Unlike fireflies, whose gleam emanates from a specialized organ on its abdomen, millipedes in the Motyxia genus give off a teal hue. These invertebrates have a special type of protein that allows them to produce light from beneath the tough cuticle that covers their bodies. (Also see "Glow-in-the-Dark Millipede Explained.")
These "species glow like a neon light. It's enough light to read something with if you get close enough," said Rowland Shelley, an emeritus scientist at the North Carolina State Museum of Natural Sciences who wasn't involved in the study.
Scientists already knew that these creatures' radiance serves as a warning to predators.
Now, Paul Marek and Wendy Moore entomologists at Virginia Tech and the University of Arizona, respectively, have discovered that the animals' bioluminescence first evolved for another reason entirely: To help them cope with California's hot, dry environment.
Previous research had shown that the ten known species of the Motyxia genus glow at different levels of brightness. Measuring just how much that brightness varies between species can reveal how luminescence evolved—an important goal of evolutionary biologists.
So the scientists collected several wild specimens all species of Motyxia, plus a control group of non-glowing, related millipedes known as Xystocheir. The team then set up experiments in the lab to measure the brightness of each species. (Related: "If You See a Glowing Millipede, Best Not to Bite It.")
"I thought it was going to be just another boring day in the lab," said Marek, who has received funding from National Geographic's Expeditions Council.
But then he made a surprising discovery: A faint glow emanating from one supposedly non-luminescent millipede species: Xystocheir bistipita, according to the study, published May 4 in Proceedings of the National Academy of Sciences.
The researchers then sequenced several genes in each Xystocheir and Motyxia species to determine how the millipedes were related to each other.
Their results, combined with X. bistipita's unexpected bioluminescence, showed that X. bistipita actually belongs to the Motyxia genus. The scientists renamed it Motyxia bistipita. (Also see "World's Leggiest Animal Found Near Silicon Valley.")
Let There Be Light
The study also revealed that M. bistipita evolved before other Motyxia—giving the team a theory for how millipedes got their glow.

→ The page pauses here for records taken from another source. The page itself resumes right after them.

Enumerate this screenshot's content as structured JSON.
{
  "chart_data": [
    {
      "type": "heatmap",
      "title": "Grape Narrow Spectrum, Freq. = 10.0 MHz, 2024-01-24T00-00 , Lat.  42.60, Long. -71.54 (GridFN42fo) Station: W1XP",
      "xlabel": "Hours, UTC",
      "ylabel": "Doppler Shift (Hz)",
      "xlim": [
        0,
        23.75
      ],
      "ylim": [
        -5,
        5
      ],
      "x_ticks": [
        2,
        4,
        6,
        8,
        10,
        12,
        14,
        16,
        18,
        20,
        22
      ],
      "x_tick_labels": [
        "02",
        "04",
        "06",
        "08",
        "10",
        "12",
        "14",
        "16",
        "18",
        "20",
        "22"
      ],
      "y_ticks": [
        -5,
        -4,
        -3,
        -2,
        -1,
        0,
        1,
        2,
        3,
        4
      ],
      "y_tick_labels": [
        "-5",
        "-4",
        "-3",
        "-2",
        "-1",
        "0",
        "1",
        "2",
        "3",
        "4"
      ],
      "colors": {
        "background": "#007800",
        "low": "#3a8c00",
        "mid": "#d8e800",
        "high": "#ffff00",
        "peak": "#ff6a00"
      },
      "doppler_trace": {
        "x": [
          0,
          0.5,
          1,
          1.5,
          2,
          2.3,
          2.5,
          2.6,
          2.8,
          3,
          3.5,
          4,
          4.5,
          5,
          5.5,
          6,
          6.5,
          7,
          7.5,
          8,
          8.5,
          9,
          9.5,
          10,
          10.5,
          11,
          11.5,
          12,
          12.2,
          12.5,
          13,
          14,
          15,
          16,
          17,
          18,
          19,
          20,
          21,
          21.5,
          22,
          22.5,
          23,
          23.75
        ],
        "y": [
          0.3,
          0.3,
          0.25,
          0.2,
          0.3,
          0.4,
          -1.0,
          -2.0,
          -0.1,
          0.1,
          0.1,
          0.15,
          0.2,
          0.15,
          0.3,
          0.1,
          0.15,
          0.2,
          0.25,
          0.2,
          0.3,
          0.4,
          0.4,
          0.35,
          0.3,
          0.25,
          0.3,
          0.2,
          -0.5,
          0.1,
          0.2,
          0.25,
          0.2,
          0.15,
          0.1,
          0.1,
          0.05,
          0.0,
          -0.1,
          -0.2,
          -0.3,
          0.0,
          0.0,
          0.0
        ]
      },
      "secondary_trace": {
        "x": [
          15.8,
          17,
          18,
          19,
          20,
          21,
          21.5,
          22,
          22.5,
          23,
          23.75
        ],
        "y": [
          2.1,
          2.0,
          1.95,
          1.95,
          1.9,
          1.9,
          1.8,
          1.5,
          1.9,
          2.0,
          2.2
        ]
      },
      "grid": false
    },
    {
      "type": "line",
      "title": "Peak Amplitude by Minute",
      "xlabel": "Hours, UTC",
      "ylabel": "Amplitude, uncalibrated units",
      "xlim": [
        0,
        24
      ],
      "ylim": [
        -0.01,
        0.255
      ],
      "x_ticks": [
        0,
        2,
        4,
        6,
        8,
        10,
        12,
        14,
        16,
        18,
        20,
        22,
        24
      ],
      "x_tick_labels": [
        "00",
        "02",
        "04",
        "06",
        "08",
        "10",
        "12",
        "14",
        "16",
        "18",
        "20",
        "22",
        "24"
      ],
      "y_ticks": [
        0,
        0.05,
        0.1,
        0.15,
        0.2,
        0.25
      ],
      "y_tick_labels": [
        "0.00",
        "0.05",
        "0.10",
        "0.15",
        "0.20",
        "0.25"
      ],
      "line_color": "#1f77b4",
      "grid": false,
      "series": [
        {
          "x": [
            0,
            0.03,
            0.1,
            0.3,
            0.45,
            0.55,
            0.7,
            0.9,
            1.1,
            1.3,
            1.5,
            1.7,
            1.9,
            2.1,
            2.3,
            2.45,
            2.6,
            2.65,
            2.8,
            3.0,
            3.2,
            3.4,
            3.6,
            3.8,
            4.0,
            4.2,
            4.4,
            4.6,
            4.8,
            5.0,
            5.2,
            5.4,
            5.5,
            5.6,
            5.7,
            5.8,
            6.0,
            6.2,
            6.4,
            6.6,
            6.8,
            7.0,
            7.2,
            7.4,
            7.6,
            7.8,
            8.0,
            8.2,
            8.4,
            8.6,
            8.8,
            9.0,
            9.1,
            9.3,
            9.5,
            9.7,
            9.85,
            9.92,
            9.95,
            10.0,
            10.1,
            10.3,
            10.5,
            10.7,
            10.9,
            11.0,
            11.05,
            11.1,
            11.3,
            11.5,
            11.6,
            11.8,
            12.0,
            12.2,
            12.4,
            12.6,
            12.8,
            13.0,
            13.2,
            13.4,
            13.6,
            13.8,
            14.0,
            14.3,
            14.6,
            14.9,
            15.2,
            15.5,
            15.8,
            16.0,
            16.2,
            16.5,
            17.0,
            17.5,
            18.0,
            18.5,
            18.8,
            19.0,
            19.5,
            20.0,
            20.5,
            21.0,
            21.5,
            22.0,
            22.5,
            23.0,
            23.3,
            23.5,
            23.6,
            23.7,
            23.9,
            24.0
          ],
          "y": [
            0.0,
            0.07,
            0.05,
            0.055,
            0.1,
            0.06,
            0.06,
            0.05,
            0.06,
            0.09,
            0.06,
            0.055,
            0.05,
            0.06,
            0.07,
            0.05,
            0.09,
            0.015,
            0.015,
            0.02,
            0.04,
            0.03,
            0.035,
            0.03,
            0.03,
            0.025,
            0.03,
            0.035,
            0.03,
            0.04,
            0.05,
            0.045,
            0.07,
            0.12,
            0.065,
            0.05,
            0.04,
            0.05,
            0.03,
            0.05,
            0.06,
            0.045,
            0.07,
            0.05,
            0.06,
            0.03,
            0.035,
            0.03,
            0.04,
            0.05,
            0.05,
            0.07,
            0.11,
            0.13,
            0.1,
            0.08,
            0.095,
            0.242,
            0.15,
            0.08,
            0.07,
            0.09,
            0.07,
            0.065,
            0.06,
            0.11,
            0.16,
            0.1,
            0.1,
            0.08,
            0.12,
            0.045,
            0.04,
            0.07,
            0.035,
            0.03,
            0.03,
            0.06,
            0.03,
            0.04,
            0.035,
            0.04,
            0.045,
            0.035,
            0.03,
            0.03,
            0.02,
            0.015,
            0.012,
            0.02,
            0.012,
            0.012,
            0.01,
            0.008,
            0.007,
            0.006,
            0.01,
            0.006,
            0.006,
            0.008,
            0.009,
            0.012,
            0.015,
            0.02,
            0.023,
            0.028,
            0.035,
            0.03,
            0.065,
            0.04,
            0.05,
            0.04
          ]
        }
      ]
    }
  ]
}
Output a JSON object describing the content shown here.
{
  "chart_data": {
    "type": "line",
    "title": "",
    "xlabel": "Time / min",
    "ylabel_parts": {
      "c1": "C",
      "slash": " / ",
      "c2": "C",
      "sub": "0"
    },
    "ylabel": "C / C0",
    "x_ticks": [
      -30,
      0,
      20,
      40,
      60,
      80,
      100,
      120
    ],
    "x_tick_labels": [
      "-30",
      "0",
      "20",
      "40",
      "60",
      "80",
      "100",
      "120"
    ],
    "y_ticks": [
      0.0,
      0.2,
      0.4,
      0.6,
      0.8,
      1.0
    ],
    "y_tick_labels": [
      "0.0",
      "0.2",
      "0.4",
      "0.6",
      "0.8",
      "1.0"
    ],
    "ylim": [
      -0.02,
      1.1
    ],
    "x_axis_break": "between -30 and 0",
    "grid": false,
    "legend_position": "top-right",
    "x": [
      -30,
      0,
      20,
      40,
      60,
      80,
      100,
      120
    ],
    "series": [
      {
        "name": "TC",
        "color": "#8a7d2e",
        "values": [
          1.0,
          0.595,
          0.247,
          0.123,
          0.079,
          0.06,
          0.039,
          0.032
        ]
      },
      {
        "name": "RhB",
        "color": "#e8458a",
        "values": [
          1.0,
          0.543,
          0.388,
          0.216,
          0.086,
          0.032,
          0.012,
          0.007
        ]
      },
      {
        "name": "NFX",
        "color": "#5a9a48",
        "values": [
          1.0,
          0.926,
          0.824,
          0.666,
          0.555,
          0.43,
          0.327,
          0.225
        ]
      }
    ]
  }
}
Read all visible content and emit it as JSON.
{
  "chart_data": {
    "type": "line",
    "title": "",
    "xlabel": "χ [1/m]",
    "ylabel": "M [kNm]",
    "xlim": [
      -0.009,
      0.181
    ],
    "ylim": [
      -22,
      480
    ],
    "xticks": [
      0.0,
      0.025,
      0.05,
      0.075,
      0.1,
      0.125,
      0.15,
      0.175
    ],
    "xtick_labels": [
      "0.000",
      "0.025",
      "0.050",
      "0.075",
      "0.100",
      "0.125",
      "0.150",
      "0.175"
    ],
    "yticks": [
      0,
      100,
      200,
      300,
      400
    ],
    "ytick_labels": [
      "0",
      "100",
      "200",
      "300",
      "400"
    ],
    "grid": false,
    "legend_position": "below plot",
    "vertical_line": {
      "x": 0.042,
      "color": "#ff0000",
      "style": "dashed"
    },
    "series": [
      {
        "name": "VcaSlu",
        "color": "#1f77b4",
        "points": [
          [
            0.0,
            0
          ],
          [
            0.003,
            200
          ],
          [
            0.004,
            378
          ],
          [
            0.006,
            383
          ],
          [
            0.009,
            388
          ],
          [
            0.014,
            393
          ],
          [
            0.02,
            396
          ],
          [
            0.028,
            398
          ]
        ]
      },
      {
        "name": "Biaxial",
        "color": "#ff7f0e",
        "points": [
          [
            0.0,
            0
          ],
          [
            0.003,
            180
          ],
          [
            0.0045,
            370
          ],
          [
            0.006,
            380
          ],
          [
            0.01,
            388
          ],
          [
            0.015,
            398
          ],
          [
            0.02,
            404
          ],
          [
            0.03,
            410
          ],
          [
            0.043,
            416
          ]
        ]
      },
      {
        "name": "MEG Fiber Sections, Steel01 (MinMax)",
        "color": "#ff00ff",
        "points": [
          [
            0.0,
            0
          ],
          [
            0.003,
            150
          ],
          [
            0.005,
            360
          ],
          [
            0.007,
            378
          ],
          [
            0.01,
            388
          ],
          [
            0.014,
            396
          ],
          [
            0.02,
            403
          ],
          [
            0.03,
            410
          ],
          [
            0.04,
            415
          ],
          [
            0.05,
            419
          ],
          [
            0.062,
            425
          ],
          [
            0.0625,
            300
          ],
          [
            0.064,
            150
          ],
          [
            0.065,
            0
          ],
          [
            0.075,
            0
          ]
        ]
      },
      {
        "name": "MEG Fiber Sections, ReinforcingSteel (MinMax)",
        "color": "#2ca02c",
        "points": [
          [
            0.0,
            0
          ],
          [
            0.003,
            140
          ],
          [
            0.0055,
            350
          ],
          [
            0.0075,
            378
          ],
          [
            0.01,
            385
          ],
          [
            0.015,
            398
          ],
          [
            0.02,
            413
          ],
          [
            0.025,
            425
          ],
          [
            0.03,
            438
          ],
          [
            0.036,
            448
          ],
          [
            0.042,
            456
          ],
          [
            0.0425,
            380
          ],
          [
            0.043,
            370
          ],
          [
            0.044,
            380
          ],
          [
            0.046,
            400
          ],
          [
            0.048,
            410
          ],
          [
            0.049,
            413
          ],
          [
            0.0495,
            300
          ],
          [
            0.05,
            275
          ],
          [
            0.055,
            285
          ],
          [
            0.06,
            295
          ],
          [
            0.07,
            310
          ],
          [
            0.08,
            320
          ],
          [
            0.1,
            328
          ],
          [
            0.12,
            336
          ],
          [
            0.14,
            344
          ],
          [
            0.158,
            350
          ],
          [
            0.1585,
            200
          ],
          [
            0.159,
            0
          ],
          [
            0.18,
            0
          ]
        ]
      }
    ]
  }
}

Species such as M. bistipita, which live in low elevations of the Sierra Nevadas, have to cope with a much hotter, drier climate than other Motyxia. Their glow is also much dimmer, and they have fewer predators. (See more pictures of glowing animals.)
Based on the research, the team thinks these millipedes' low-watt glow isn’t a warning signal, but rather the result of their bodies' responses to heat stress.
For instance, millipedes have trouble metabolizing oxygen when it's really hot, which creates chemical byproducts such as peroxide. The bioluminescent proteins help neutralize these byproducts and prevent harm to the millipede.
Only later in time, as Motyxia colonized higher elevations with more predators, was the glow co-opted by evolution as a way to warn predators that the millipedes were toxic.
As evidence, the researchers found that the millipedes with the brightest glow also contained the most cyanide in their bodies. (Also see photos: "Cyanide Millipede, Huge Spider Among New Species.")
"The paper and work is very nice, and is a rare combination of real fieldwork with modest molecular methods," said Peter Vrsansky, a scientist at the Slovak Academy of Sciences who was not involved in the new research.
For his part, Marek calls the study "a surprising, unique evolutionary story."